Unfortunately, the limitation of dietary triggers alone is not enough. The measures that people take to limit gout flare dietary triggers are good overall health measures to control dietary excesses once you have gotten gout over many years. That may be  20, 30, 40 years, but often less. In the typical middle-aged patient, it may have taken 20, 30, 40 years to get gout because of genetics and comorbidity factors. Conversely, it takes a long time to resolve those crystal deposits and to reverse and really improve the course of the disease. And the best diets on the planet that are palatable typically only lower the serum urate by about 15% max. Of course, you want to avoid dietary flare triggers. Excesses in alcohol and steaks, et cetera, can be very enjoyable but they do trigger flares. But just limiting dietary excesses will not typically get the average gout patient to the serum urate target of less than 6 milligrams per deciliter. Especially if you look at clinical trials where the average serum urate is 9.5, if you drop that by 15%, you come up well short of the urate target. Even if you have a serum urate of 8 mg/dL, you're not going to get to the serum urate target. You certainly can limit more of the acute gout flares by limiting these flare triggers. But treatment to target urate lowering is the way to go. 

There are other benefits besides the ones mentioned when it comes to joint disease.
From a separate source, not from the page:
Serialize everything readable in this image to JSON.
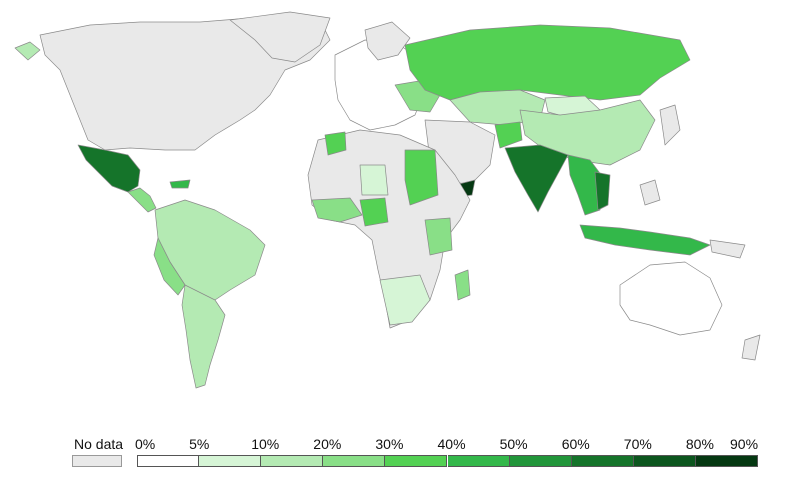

The increased all-cause and cardiovascular mortality in gout patients also is reduced by urate-lowering therapy. The initiators of urate-lowering therapy who maintain urate-lowering therapy do better overall. Many gout patients have quite a lot of comorbidity; hypertension, about 70% plus; obesity, up to 50%; similar for metabolic syndrome, and patients very commonly have type 3 diabetes; and also chronic kidney disease; with coronary artery disease also common. These are the most common comorbidities. So, people are often on a lot of medications and their issues such as chronic kidney disease or drug interactions limit the options that we have for treating gout flares and for lowering the serum urate,  and the drugs and dosing that we can use to do so. 

We want to clean up gout flares. And we want to do better in managing gout. We now know that 5% of USA adults have the disease according to the data that are emerging from NHANES. Previously published data was 4% of USA adults. Regardless, we are talking about more than 10 million adults in the United States with gout. No more than half are treated with urate-lowering drugs. Of the people that are treated with urate-lowering drugs, a minority are treated to target because there are two standards of care. I think that we must do a lot better. And we are hampered by fake news and disinformation, medical disinformation, on the usual social media sources. There's a lot of uncertainty that patients have about the safety, value, and risk-benefit ratio of the treatments that we offer. 

So, many patients with gout are not very adherent. Particularly, and without stereotyping, the medical literature indicates that the younger males who have the disease are less adherent. They have fewer doctor visits and are less established in primary care. And then, in focus groups, some of the younger population with gout report that they feel that they can overpower the disease and control the disease, and they don't like taking meds. I don't like taking meds either. I doubt you do. People don't want to be on a lifetime of urate-lowering therapy, which is usually what's required. 

So, yes, we can do a lot better. We have a lot of gout patients, there are two standards of care. Now the gout management guidelines are redone every 5 years in primary care. And we're hoping that when the writers of the guidelines take into account all the new literature that's come out, especially new clinical trials, they'll take into account that there's abundant evidence that treats to target urate-lowering therapy really works. We want to clean up gout so it’s no longer one of the multiple active medical problems that patients commonly have.